La formule est éculée mais juste : si elle n’a pas de prix, la santé a un coût et même un budget, de plus en plus élevé au demeurant dans les pays développés – même si ce secteur est aussi (surtout) porteur de croissance, de richesse et d’emplois qualifiés non délocalisables.
Dans un contexte où les finances publiques sont limitées, mais où les dépenses et besoins de santé sont en croissance régulière, sous l’effet des progrès techniques, des innovations thérapeutiques et de l’explosion des pathologies chroniques, les dilemmes et polémiques se multiplient, comme l’a montré le récent forum européen de bioéthique, à Strasbourg, sur le thème « l’argent et la santé ».
L’anomalie selon Migaud
Trois dossiers d’actualité illustrent ces rapports de plus en plus délicats entre argent et santé, bousculant au passage le contrat social à la française.
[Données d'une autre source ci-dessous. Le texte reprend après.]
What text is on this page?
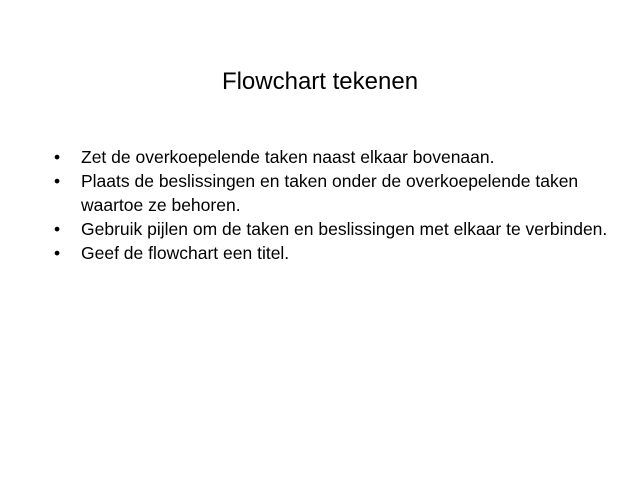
Flowchart tekenen
•	Zet de overkoepelende taken naast elkaar bovenaan.
•	Plaats de beslissingen en taken onder de overkoepelende taken waartoe ze behoren.
•	Gebruik pijlen om de taken en beslissingen met elkaar te verbinden.
•	Geef de flowchart een titel.
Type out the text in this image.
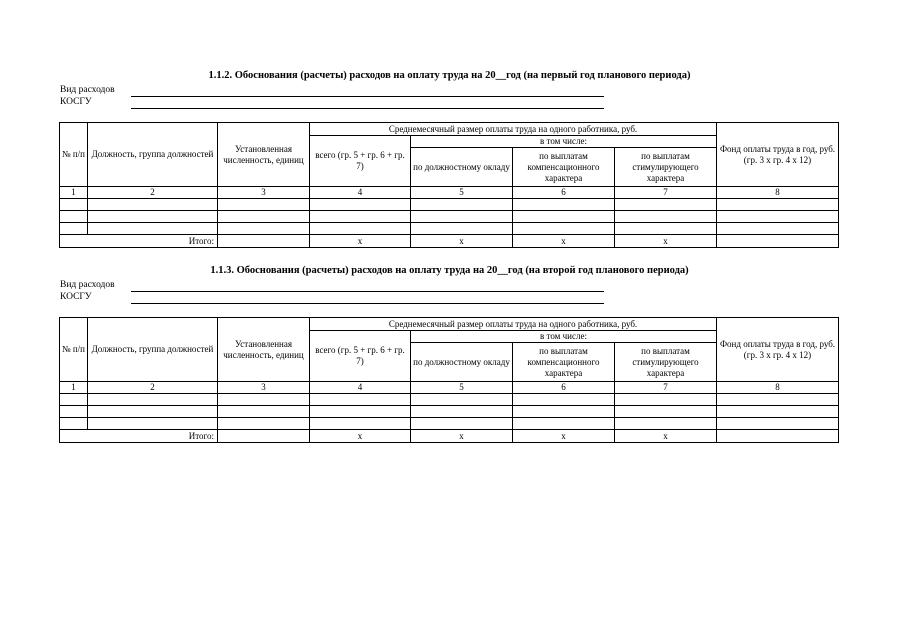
1.1.2. Обоснования (расчеты) расходов на оплату труда на 20__год (на первый год планового периода)
Вид расходов
КОСГУ
№ п/п	Должность, группа должностей	Установленная численность, единиц	Среднемесячный размер оплаты труда на одного работника, руб.				Фонд оплаты труда в год, руб. (гр. 3 х гр. 4 х 12)
			всего (гр. 5 + гр. 6 + гр. 7)	в том числе:			
				по должностному окладу	по выплатам компенсационного характера	по выплатам стимулирующего характера	
1	2	3	4	5	6	7	8

Итого:			x	x	x	x	
1.1.3. Обоснования (расчеты) расходов на оплату труда на 20__год (на второй год планового периода)
Вид расходов
КОСГУ
№ п/п	Должность, группа должностей	Установленная численность, единиц	Среднемесячный размер оплаты труда на одного работника, руб.				Фонд оплаты труда в год, руб. (гр. 3 х гр. 4 х 12)
			всего (гр. 5 + гр. 6 + гр. 7)	в том числе:			
				по должностному окладу	по выплатам компенсационного характера	по выплатам стимулирующего характера	
1	2	3	4	5	6	7	8

Итого:			x	x	x	x	
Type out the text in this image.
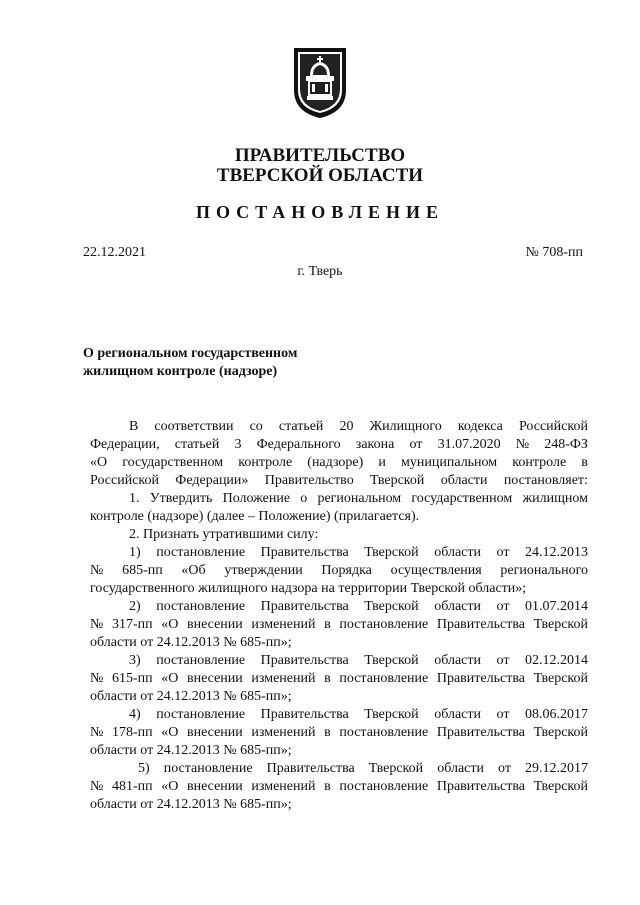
ПРАВИТЕЛЬСТВО
ТВЕРСКОЙ ОБЛАСТИ
ПОСТАНОВЛЕНИЕ
22.12.2021	№ 708-пп
г. Тверь
О региональном государственном
жилищном контроле (надзоре)
В соответствии со статьей 20 Жилищного кодекса Российской
Федерации, статьей 3 Федерального закона от 31.07.2020 № 248-ФЗ
«О государственном контроле (надзоре) и муниципальном контроле в
Российской Федерации» Правительство Тверской области постановляет:
1. Утвердить Положение о региональном государственном жилищном
контроле (надзоре) (далее – Положение) (прилагается).
2. Признать утратившими силу:
1) постановление Правительства Тверской области от 24.12.2013
№ 685-пп «Об утверждении Порядка осуществления регионального
государственного жилищного надзора на территории Тверской области»;
2) постановление Правительства Тверской области от 01.07.2014
№ 317-пп «О внесении изменений в постановление Правительства Тверской
области от 24.12.2013 № 685-пп»;
3) постановление Правительства Тверской области от 02.12.2014
№ 615-пп «О внесении изменений в постановление Правительства Тверской
области от 24.12.2013 № 685-пп»;
4) постановление Правительства Тверской области от 08.06.2017
№ 178-пп «О внесении изменений в постановление Правительства Тверской
области от 24.12.2013 № 685-пп»;
5) постановление Правительства Тверской области от 29.12.2017
№ 481-пп «О внесении изменений в постановление Правительства Тверской
области от 24.12.2013 № 685-пп»;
Le premier concerne le trop fameux « trou » de la Sécu. Vigie austère de l’usage des deniers publics, le socialiste Didier Migaud, président de la Cour des comptes, a jugé la semaine dernière que le retard dans la résorption du déficit de la Sécurité sociale (et notamment de la branche maladie) était une « véritable anomalie » hexagonale, dénonçant l’augmentation des dépenses courantes financées « pour partie par emprunt », c’est-à-dire par les générations futures. De fait, ces cinq dernières années, la Sécu a accumulé un déficit équivalent à une année complète de dépenses de la branche vieillesse (ou deux ans de dépenses de la branche famille !). L’encours de la dette sociale atteint157 milliards d’euros, soit huit points de PIB. La seule charge annuelle de la dette mobilise plus de 15 milliards d’euros, ce qui équivaut à une année et demi d’indemnités journalières. Pour la Cour des comptes, ces déficits permanents fragilisent le pacte républicain et la cohésion sociale.
Dérive consumériste ?
Autre sujet où, paradoxalement, se mêle l’argent et la santé : le tiers payant généralisé en ville. Certes, sur le papier, cette réforme inscrite dans la loi de santé ne coûte rien ou presque. Mais depuis des mois, les détracteurs du tiers payant instruisent le procès d’une mesure jugée « inflationniste » et surtout « déresponsabilisante » qui donnerait aux patients le sentiment d’une « médecine gratuite ». Nombre de médecins estiment aussi que le tiers payant généralisé facilitera les transferts « cachés » du régime obligatoire vers les assureurs complémentaires. La perte de liberté est également citée. Pour le Dr Jean-Paul Ortiz, président de la CSMF, « tout lien financier direct avec les assureurs complémentaires induit une dépendance du praticien avec les dérives que cela peut engendrer ». Le syndicat défend l’idée d’une solution monétique à débit différé pour organiser la dispense d’avance de frais.
Sofosbuvir : bataille sur le brevet
Troisième illustration des rapports troubles entre argent et santé : le prix très élevé des nouveaux traitements. Pour la première fois, le budget de la Sécurité sociale a prévu un mécanisme spécifique de régulation des dépenses dédiées aux nouveaux traitements anti-VHC (les laboratoires reverseront en fonction du chiffre d’affaires). Surtout, Médecins du Monde (MDM) vient d’engager un bras de fer avec le laboratoire Gilead pour contester le prix du sofosbuvir. L’ONG médicale a déposé un mémoire d’opposition au brevet du Sovaldi « pour favoriser l’accès universel aux traitements contre l’hépatite C ». Objectif de cette démarche inédite : autoriser la production de versions génériques alors que le coût de ce traitement, une avancée thérapeutique majeure, atteint 41 000 euros en France pour une cure de 12 semaines. La bataille juridique devrait durer des mois. Médecins du Monde ne s’en cache pas : il s’agit aussi d’ouvrir le débat public sur le mode de fixation du prix des médicaments.